Frenó en seco,asustado. Miró hacia la casa, respirando agitado. Las luces de la parte Oeste estaban encendidas. El estruendo de unos cristales haciéndose pedazos lo hizo volver en sí. Soltó las bolsas y el pastel, corrió con todas sus fuerzas hasta la casa y abrió la puerta de forma precipitada. Escuchó otro estruendo proveniente del dormitorio y caminó de prisa. Se detuvo de golpe al ver todo lo que su padre había arreglado y construido vuelto escombros. 

—¿Por qué…? —la voz del hombre salió casi ahogada, como si estuviera haciendo el esfuerzo de sacarla de lo más profundo. Estaba en el suelo, aferrado a un retrato y murmurando en voz baja, sin dejar de llorar desconsolado.  

El pequeño se acercó a él, apartó todo lo que había destrozado— con una destreza que demostraba que ya estaba acostumbrado— y lo ayudó a levantarse, apartando la botella de alcohol de su mano. Lo llevó a la parte este de la casa hasta su dormitorio, acarició su espalda hasta que se durmió y veló por su sueño durante una hora. Después, salió de la casa, arrastrando sus pasos hasta el bosque. Las bolsas y la caja del pastel seguían allí. Se agachó y apartó el cartón que debía proteger su pastel y lo encontró destrozado.  

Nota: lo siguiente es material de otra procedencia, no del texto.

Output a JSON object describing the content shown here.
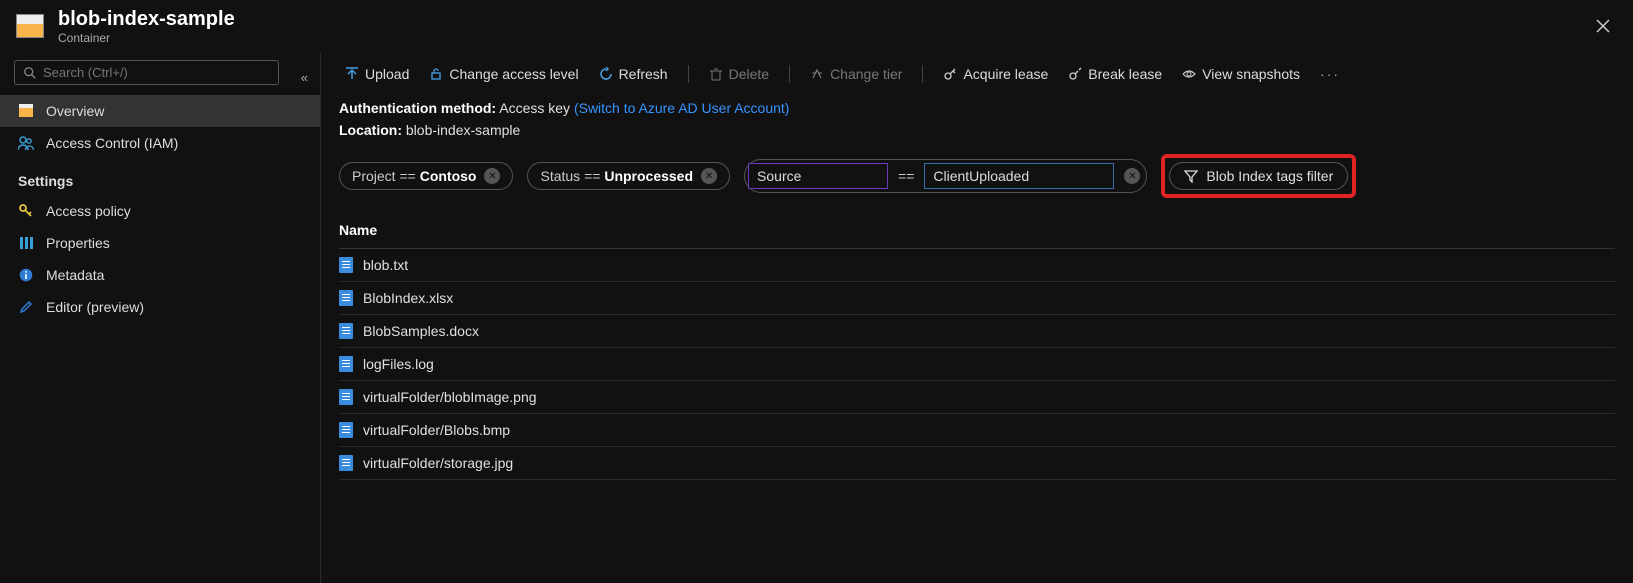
{
  "header": {
    "title": "blob-index-sample",
    "subtitle": "Container"
  },
  "sidebar": {
    "search_placeholder": "Search (Ctrl+/)",
    "items": [
      {
        "label": "Overview",
        "icon": "overview"
      },
      {
        "label": "Access Control (IAM)",
        "icon": "access-control"
      }
    ],
    "settings_header": "Settings",
    "settings": [
      {
        "label": "Access policy",
        "icon": "key"
      },
      {
        "label": "Properties",
        "icon": "properties"
      },
      {
        "label": "Metadata",
        "icon": "info"
      },
      {
        "label": "Editor (preview)",
        "icon": "pencil"
      }
    ]
  },
  "toolbar": {
    "upload": "Upload",
    "change_access": "Change access level",
    "refresh": "Refresh",
    "delete": "Delete",
    "change_tier": "Change tier",
    "acquire_lease": "Acquire lease",
    "break_lease": "Break lease",
    "view_snapshots": "View snapshots"
  },
  "meta": {
    "auth_label": "Authentication method:",
    "auth_value": "Access key",
    "auth_link": "(Switch to Azure AD User Account)",
    "location_label": "Location:",
    "location_value": "blob-index-sample"
  },
  "filters": {
    "pills": [
      {
        "key": "Project",
        "op": "==",
        "value": "Contoso"
      },
      {
        "key": "Status",
        "op": "==",
        "value": "Unprocessed"
      }
    ],
    "kv_key": "Source",
    "kv_op": "==",
    "kv_value": "ClientUploaded",
    "filter_button": "Blob Index tags filter"
  },
  "table": {
    "header": "Name",
    "rows": [
      "blob.txt",
      "BlobIndex.xlsx",
      "BlobSamples.docx",
      "logFiles.log",
      "virtualFolder/blobImage.png",
      "virtualFolder/Blobs.bmp",
      "virtualFolder/storage.jpg"
    ]
  }
}
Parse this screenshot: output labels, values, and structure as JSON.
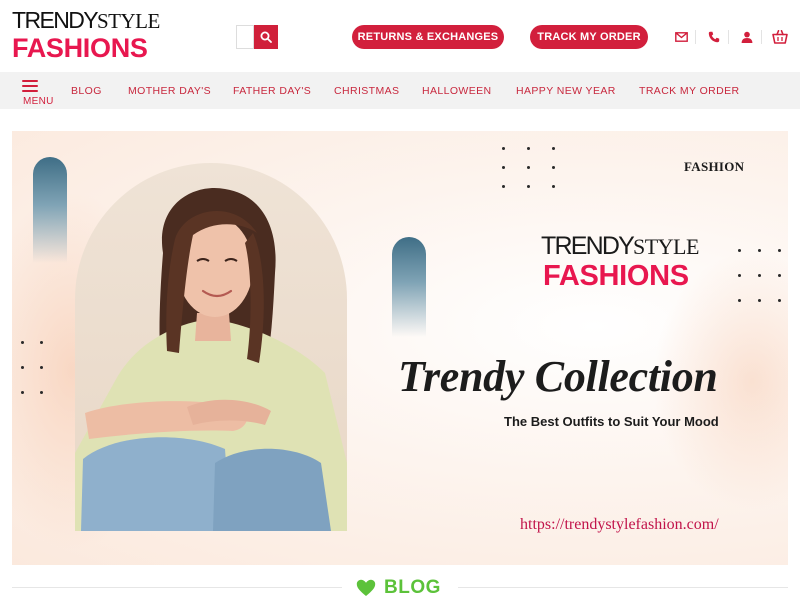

Sus ojos cafés se nublaron ante la fuerte punzada que atravesó su corazón. Abrazó sus rodillas y ocultó su rostro entre ellas. Su cuerpo comenzó a temblar debido al llanto y la impotencia. Jamás debió pensar que ese año sería diferente. 

—Estúpida casa… 

                                                                         

—¿Se encuentra bien, señor Vivalti? 

Eros dejó de mirar su copa de vino y encaró a la mujer, sonriéndole con galantería. 

—De maravilla. 

La mujer le sonrió, coqueta, posando descaradamente sus ojos en él. Desde el encontronazo que había tenido con ese albañil, había decidido quedarse en el hotel algunos días para recuperarse y estar al pendiente de los huéspedes, pues, se había pronosticado una tormenta tropical. Según los meteorólogos, Mayura—así habían nombrado a la tormenta tropical— se acercaría a la bahía del norte de las costas del país y luego avanzaría por el estrecho y se debilitaría hasta llegar al sur, donde se encontraba la isla de Atlas. Sin embargo, siempre había sido precavido, con los desastres naturales. Más aún si estos se presentaban el día de su cumpleaños.